The application attracted 54 submissions - 50 in support and four against.

Judge Fred McElrea, environment commissioner Charles Manning and deputy environment commissioner Owen Borlase issued their dismissal last week, after a hearing in the Queenstown District Court on May 10.

In their decision, the panel said acoustic evidence was dubious and it did not convince the court the effects of the change would be minor.

Planning evidence from both the council and Guilty As "failed to address crucial issues" arising under the Resource Management Act, under which the application had to be assessed, the panel said.

They agreed with the council's commissioners in 2008 and with the three parties to the proceedings there could be "significant precedent effects in the immediate area, and possibly more widely, if this appeal were to be allowed".

The effects were not addressed by either of the planning witnesses, despite the issue being raised both by the commissioners and the parties concerned, the decision said.

Granting the application would be an "ad hoc" answer to an issue the council was tackling by reviewing the district plan's provisions concerning noise.
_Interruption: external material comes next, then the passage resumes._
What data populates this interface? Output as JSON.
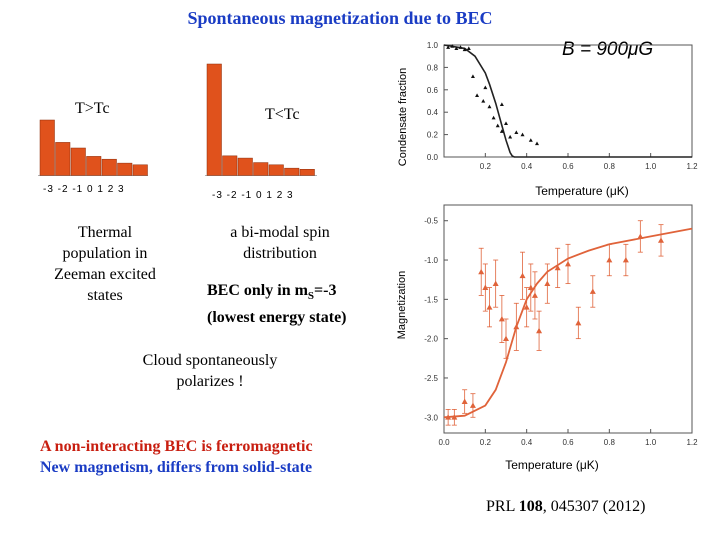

The court acknowledged the parties to the appeal considered the apparent lack of monitoring of noise from outdoor areas of licensed premises late at night, and an alleged lack of enforcement of existing noise limits in the town centre among the plan's problems.

Judge McElrea and commissioners Mr Manning and Mr Borlase said professional witnesses did not address the effects of the proposal on any property or site except the building opposite Guilty Bar, owned by one of the parties.

"The district plan requires that those effects be assessed on other sites ... This flaw appears to derive from reliance on an affected party consent given by Ngai Tahu Property Ltd," the decision said.